Sunday, July 5, 2009

John Wesley - the messed up Calvinist


On a day that falls between Aldersgate Day and John Calvin's birthday (a person who, for some strange reason, Methodists hear very little about!), it bemuses me to recall Phil Johnson - in one of his sermons - describing John Wesley as a "messed-up" Calvinist. What he meant is that Wesley sought to give God all the glory - yet inadvertently he stole some of it for himself through his Arminian beliefs.
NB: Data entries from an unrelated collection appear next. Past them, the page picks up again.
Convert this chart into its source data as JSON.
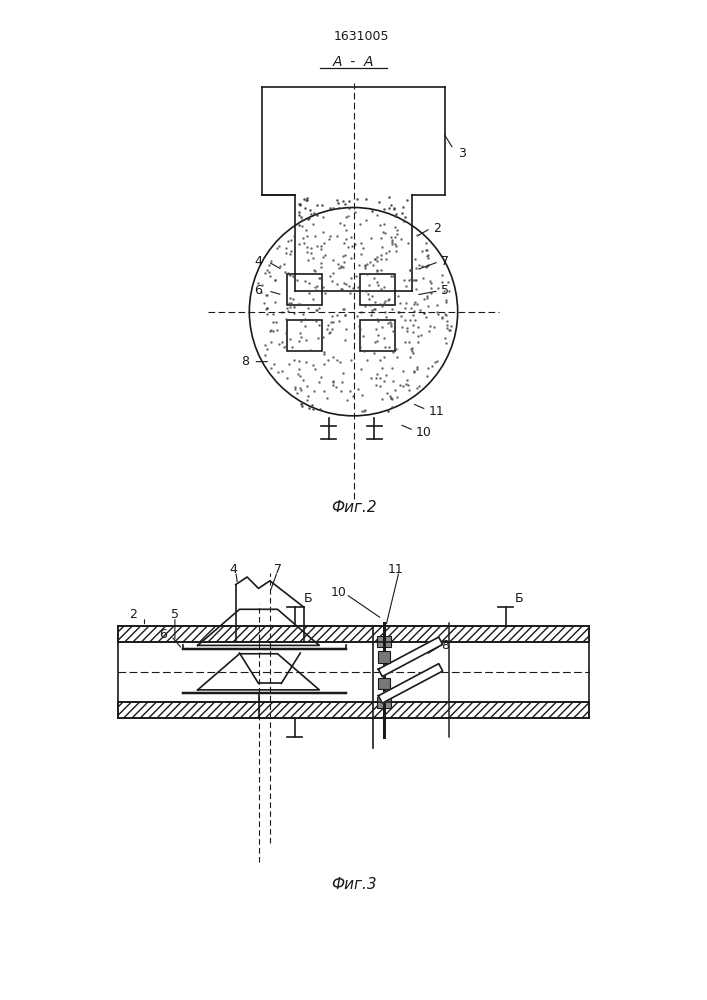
{
  "patent_number": "1631005",
  "fig2_label": "Фиг.2",
  "fig3_label": "Фиг.3",
  "section_label": "A - A",
  "bg_color": "#ffffff",
  "line_color": "#1a1a1a"
}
This underlines an important distinction in understanding what Calvinism is all about. It's not so much about predestination (which is the mental pigeonhole most people assign it to) as it is about the glory of God. Calvin's greatest goal was to demonstrate the glory of God in everything - in vocation, in salvation, in election, in all of life. In this sense, John Wesley was a Calvinist as well as he, too, sought the glory of God in all that he did - it was just that he didn't think election and reprobation and limited atonement demonstrates the glory of God (it does). He had too low a view of God's glory and sovereignty.

In the end, Wesley's Aldersgate experience proves the truth of God's electing sovereignty: God met him and took hold of him, not the other way around!

In the evening I went very unwillingly to a society in Aldersgate-street, where one was reading Luther's preface to the Epistle to the Romans. About a quarter before nine, while he was describing the change which God works in the heart through faith in Christ, I felt my heart strangely warmed. I felt I did trust in Christ, Christ alone, for salvation; and an assurance was given me that he had taken away my sins, even mine, and saved me from the law of sin and death.


Did John Wesley CHOOSE to believe and trust in Christ? Methinks not. He simply found that he did!